Hamilton made the announcement at the close of a two-day board meeting in Fairbanks. Board chair Cynthia Henry said finding a replacement for the articulate and outspoken advocate for the UA system will be challenging.

"What a magnificent run this has been, with President Hamilton leading this university for these past 11 years," Henry said. "He was hired at a time of rather low morale due to crumbling facilities and chronic underfunding. He was able to communicate with the public, elected officials and numerous other constituencies just how important the University of Alaska is for a strong state economy, especially the need to 'grow our own' for good jobs and careers right here in Alaska."

Henry said it's too early to know exactly how the search process will play out, but that she intends to keep the public, staff, faculty, students and other key stakeholders informed along the way.

Regents next plan to meet July 10 in Anchorage, but they'll quickly adjourn into executive session, which is allowable under state law to discuss personnel matters. Such matters would include initial discussions about finding a replacement for Hamilton, how the process will work, possible timelines, the need for an interim president (or not), qualities and characteristics desirable in a new president, and other considerations.

It may take board members several meetings to fully flesh out the direction in which they want to go. All formal action and decisions by the board will take place in open public meetings. The Statewide Voice will do its best to keep employees informed as the situation moves along.

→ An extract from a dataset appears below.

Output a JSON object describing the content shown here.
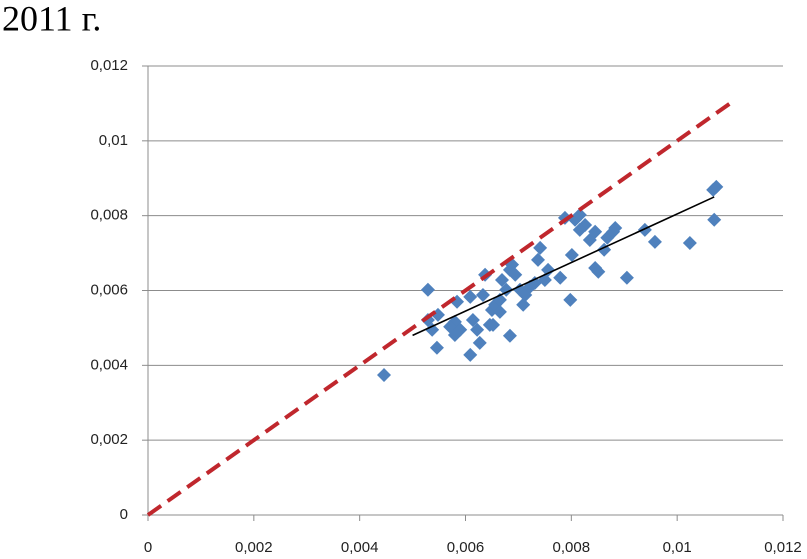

UA employees, both at the system and individual campus levels, can be assured President  Hamilton is fully in charge while the search process goes forward. 

Hamilton, 64, has been at the helm of the system since August 1998. He's already discounted rumors that he wants to run for governor, saying that if he wanted to keep working, he'd stay in the best job in Alaska---running the University of Alaska system.

In making his comments at the June board meeting, Hamilton said the respect he has for faculty and staff  "is greater than they will ever know." He said he won't be involved in selecting a successor, but he offered board members this thought: "You don't need a super star. The last 11 years have shown that an average person who loves Alaska, who admires the faculty, who trusts the magnificent staff and who listens carefully to the directives and the guidance of the Board of Regents can be the steward of this wonderful institution."

He added that there will be "lots of time for farewells."

Maybe so, but many of us here at Statewide want to take this opportunity to say a hearty "thank you" to President Hamilton for all of his hard work, advocacy and support. You will be sincerely missed!